This commit uses the new multi insert table AM added by commit
<<CHANGE_ME>> for COPY ... FROM command.

Author: Bharath Rupireddy
Reviewed-by: Jeff Davis
Discussion: https://www.postgresql.org/message-id/CALj2ACVi9eTRYR%3Dgdca5wxtj3Kk_9q9qVccxsS1hngTGOCjPwQ%40mail.gmail.com
Discussion: https://www.postgresql.org/message-id/8633171cb034aafc260fdf37df04b6c779aa1e2f.camel%40j-davis.com
---
 src/backend/commands/copyfrom.c          | 234 +++++++++++++++--------
 src/include/commands/copyfrom_internal.h |   4 +-
 src/tools/pgindent/typedefs.list         |   1 +
 3 files changed, 158 insertions(+), 81 deletions(-)

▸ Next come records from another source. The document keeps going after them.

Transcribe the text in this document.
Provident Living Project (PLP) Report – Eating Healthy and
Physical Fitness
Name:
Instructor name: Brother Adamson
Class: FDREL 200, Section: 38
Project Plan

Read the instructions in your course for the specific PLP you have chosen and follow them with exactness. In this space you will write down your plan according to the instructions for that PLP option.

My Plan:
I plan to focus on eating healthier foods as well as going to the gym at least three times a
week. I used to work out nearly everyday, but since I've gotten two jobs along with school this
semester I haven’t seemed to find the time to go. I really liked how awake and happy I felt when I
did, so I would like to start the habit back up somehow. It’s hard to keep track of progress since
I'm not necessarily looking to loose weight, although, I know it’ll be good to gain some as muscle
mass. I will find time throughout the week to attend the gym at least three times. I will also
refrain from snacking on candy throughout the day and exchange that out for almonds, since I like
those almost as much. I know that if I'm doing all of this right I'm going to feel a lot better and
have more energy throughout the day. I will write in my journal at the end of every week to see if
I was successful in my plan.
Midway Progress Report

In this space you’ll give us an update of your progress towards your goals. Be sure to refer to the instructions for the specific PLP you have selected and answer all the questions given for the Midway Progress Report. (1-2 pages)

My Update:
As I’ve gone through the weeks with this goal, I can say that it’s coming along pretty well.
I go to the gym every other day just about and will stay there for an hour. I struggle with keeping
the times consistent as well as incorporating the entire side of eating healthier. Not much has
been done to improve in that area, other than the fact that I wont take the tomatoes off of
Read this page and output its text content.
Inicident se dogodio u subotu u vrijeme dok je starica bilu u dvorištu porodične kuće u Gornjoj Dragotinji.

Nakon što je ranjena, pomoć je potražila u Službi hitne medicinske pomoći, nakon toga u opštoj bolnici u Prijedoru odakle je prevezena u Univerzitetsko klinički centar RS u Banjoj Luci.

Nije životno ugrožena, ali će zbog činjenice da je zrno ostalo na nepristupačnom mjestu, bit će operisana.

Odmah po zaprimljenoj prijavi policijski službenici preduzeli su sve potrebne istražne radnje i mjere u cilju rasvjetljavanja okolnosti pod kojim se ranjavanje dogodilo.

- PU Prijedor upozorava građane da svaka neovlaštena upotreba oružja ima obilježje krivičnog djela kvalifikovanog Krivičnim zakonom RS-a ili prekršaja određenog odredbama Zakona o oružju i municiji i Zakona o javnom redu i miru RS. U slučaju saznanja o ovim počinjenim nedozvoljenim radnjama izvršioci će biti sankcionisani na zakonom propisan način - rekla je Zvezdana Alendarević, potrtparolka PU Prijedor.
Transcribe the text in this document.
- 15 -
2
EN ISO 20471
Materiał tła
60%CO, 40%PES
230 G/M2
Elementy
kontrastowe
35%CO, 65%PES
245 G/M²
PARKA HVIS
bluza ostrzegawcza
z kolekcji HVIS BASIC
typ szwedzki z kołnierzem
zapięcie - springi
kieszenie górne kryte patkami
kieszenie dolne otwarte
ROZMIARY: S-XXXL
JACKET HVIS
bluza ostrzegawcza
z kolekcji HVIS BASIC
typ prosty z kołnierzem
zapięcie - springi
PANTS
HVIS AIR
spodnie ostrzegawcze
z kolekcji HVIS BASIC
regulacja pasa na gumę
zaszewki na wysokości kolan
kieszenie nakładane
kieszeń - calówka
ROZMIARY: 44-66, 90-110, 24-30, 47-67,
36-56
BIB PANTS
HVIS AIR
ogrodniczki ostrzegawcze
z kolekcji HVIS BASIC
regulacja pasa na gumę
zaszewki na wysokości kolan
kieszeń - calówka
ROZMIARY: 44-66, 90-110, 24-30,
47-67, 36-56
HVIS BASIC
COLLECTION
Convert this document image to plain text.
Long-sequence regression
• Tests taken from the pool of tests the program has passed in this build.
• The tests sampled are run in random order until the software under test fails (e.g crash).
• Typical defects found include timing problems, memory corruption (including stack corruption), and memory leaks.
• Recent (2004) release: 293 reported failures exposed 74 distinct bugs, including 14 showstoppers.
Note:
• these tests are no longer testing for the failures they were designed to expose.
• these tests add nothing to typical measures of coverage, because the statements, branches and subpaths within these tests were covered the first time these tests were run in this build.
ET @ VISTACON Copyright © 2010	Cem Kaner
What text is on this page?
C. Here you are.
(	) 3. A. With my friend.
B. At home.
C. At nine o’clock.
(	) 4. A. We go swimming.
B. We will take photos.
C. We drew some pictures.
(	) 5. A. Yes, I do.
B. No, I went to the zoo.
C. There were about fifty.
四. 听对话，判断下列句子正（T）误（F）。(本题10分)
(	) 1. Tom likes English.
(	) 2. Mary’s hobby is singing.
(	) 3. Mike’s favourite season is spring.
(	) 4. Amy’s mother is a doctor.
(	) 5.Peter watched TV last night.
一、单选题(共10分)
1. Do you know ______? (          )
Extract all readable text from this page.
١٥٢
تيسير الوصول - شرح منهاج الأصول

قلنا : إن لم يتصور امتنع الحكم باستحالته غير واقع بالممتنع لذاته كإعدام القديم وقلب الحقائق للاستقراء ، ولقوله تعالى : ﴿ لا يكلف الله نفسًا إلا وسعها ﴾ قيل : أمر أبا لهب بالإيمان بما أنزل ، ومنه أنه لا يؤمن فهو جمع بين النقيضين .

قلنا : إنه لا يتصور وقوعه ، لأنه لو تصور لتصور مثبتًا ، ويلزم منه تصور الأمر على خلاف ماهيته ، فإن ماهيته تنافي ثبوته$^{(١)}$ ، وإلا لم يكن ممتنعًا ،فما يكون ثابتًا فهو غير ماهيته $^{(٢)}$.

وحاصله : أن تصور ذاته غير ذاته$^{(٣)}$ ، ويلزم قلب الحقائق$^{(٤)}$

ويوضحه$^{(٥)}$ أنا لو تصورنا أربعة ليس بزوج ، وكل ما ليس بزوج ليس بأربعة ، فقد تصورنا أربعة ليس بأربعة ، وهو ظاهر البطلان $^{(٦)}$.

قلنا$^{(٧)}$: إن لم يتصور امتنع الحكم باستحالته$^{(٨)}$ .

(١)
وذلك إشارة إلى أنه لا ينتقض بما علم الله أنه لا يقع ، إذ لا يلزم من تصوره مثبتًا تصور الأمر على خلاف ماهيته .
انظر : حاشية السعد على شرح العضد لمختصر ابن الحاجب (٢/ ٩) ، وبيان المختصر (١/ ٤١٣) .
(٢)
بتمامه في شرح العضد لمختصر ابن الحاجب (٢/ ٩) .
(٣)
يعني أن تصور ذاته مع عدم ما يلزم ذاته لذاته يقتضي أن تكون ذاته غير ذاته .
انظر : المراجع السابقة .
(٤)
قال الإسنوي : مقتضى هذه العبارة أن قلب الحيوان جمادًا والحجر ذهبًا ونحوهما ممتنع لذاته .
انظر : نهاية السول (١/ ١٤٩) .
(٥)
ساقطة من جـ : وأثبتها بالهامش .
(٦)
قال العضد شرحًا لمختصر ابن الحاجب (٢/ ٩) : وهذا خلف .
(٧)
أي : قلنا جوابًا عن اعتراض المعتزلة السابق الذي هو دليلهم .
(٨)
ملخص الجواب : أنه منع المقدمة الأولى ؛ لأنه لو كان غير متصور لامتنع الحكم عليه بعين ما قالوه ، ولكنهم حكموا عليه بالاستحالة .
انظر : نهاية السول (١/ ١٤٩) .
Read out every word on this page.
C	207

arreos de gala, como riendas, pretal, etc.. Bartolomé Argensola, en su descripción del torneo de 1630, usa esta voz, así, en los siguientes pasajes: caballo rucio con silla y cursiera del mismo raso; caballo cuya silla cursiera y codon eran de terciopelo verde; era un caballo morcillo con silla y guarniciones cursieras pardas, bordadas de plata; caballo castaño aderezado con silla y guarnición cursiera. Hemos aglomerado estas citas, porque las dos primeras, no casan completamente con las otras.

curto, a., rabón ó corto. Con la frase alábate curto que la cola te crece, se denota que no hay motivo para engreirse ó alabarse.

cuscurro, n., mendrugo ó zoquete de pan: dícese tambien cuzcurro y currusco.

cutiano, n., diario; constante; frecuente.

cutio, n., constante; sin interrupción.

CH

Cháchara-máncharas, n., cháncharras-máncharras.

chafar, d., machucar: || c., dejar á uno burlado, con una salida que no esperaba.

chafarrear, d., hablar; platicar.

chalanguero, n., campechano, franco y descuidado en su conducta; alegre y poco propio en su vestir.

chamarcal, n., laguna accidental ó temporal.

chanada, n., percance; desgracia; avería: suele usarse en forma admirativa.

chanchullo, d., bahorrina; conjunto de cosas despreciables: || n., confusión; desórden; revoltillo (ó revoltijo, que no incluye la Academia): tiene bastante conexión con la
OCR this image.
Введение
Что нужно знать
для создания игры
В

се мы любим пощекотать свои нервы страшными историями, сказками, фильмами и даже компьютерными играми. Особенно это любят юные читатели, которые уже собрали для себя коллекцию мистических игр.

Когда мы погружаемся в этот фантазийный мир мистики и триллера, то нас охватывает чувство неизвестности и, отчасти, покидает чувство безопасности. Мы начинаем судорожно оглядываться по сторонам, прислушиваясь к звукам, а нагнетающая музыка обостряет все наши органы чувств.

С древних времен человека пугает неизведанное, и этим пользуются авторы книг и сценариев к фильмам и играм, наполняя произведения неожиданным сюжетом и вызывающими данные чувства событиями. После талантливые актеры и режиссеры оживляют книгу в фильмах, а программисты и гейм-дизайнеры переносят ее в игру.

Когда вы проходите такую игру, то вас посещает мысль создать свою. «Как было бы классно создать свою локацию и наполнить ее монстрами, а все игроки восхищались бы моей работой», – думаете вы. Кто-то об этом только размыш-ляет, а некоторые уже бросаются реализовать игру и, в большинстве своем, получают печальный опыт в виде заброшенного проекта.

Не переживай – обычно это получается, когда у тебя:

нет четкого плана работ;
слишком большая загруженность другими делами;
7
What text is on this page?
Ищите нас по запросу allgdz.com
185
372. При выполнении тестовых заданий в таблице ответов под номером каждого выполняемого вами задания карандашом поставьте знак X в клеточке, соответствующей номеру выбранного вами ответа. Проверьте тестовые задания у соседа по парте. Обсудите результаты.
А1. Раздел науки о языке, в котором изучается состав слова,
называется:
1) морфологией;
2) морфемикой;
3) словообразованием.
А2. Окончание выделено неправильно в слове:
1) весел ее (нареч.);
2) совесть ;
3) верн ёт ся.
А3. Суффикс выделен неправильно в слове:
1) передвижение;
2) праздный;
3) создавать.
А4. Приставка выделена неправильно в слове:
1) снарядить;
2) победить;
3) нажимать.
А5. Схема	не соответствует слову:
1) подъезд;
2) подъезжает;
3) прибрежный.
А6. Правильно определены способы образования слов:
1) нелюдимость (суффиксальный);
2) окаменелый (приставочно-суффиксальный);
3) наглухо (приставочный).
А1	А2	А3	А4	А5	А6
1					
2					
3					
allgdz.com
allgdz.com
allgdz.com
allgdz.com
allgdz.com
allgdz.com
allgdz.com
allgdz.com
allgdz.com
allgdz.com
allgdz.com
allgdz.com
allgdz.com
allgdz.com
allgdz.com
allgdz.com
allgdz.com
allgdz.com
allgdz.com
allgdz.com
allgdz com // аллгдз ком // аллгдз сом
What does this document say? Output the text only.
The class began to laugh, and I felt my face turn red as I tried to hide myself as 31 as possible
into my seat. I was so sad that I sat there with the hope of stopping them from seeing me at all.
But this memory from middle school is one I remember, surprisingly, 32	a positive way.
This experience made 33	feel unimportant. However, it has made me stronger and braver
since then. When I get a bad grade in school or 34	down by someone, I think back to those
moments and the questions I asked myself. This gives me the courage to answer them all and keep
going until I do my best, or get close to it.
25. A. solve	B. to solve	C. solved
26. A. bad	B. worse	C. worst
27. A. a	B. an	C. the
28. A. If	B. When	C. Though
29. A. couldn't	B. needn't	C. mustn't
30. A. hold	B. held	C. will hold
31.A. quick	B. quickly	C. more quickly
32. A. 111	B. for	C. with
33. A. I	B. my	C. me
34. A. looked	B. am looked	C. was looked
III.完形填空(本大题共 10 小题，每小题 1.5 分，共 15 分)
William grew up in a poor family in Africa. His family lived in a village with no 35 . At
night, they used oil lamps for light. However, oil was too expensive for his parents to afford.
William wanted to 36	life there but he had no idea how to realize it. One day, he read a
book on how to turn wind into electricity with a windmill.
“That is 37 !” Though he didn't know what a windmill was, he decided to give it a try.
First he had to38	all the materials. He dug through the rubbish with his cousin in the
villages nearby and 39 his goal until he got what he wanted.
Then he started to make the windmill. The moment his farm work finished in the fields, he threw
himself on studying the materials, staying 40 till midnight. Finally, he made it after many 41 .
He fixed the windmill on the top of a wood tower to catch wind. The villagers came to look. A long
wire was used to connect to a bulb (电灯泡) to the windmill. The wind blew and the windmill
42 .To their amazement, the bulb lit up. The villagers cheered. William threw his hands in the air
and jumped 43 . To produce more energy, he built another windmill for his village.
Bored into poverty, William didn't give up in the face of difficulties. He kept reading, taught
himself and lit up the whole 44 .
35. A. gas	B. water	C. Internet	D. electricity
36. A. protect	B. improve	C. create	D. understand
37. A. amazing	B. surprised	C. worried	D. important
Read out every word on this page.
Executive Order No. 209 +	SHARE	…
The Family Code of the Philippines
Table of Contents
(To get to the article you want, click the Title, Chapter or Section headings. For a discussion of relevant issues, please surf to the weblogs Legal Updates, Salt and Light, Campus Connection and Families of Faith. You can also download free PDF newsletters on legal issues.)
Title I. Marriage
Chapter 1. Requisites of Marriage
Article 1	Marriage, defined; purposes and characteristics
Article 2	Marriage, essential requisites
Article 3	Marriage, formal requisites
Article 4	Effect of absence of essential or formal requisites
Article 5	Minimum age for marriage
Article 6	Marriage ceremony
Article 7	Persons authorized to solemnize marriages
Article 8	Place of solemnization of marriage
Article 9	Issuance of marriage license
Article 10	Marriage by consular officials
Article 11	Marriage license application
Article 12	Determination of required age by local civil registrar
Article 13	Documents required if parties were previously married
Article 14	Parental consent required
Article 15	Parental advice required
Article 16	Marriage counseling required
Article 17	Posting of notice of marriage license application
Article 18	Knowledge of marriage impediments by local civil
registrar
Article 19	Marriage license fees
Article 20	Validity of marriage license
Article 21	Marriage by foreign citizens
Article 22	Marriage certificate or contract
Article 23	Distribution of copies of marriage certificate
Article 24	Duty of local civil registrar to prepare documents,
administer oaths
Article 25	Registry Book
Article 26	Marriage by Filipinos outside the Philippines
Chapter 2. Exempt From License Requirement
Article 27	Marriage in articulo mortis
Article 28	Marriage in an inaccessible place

diff --git a/src/backend/commands/copyfrom.c b/src/backend/commands/copyfrom.c
index ce4d62e707..82b6f7faa1 100644
--- a/src/backend/commands/copyfrom.c
+++ b/src/backend/commands/copyfrom.c
@@ -71,14 +71,25 @@
 /* Trim the list of buffers back down to this number after flushing */
 #define MAX_PARTITION_BUFFERS	32
 
+typedef struct CopyModifyBufferFlushContext
+{
+	CopyFromState cstate;
+	ResultRelInfo *resultRelInfo;
+	EState	   *estate;
+} CopyModifyBufferFlushContext;
+
 /* Stores multi-insert data related to a single relation in CopyFrom. */
 typedef struct CopyMultiInsertBuffer
 {
-	TupleTableSlot *slots[MAX_BUFFERED_TUPLES]; /* Array to store tuples */
+	TableModifyState *mstate;	/* Table insert state; NULL if foreign table */
+	TupleTableSlot **slots;		/* Array to store tuples */
 	ResultRelInfo *resultRelInfo;	/* ResultRelInfo for 'relid' */
-	BulkInsertState bistate;	/* BulkInsertState for this rel if plain
-								 * table; NULL if foreign table */
+	TupleTableSlot *multislot;
+	CopyModifyBufferFlushContext *modify_buffer_flush_context;
 	int			nused;			/* number of 'slots' containing tuples */
+	int			currslotno;		/* Current buffered slot number that's being
+								 * flushed; Used to get correct cur_lineno for
+								 * errors while in flush callback. */
 	uint64		linenos[MAX_BUFFERED_TUPLES];	/* Line # of tuple in copy
 												 * stream */
 } CopyMultiInsertBuffer;
@@ -99,6 +110,7 @@ typedef struct CopyMultiInsertInfo
 	int			ti_options;		/* table insert options */
 } CopyMultiInsertInfo;
 
+static void CopyModifyBufferFlushCallback(void *context, TupleTableSlot *slot);
 
 /* non-export function prototypes */
 static void ClosePipeFromProgram(CopyFromState cstate);
@@ -218,14 +230,37 @@ CopyLimitPrintoutLength(const char *str)
  * ResultRelInfo.
  */
 static CopyMultiInsertBuffer *
-CopyMultiInsertBufferInit(ResultRelInfo *rri)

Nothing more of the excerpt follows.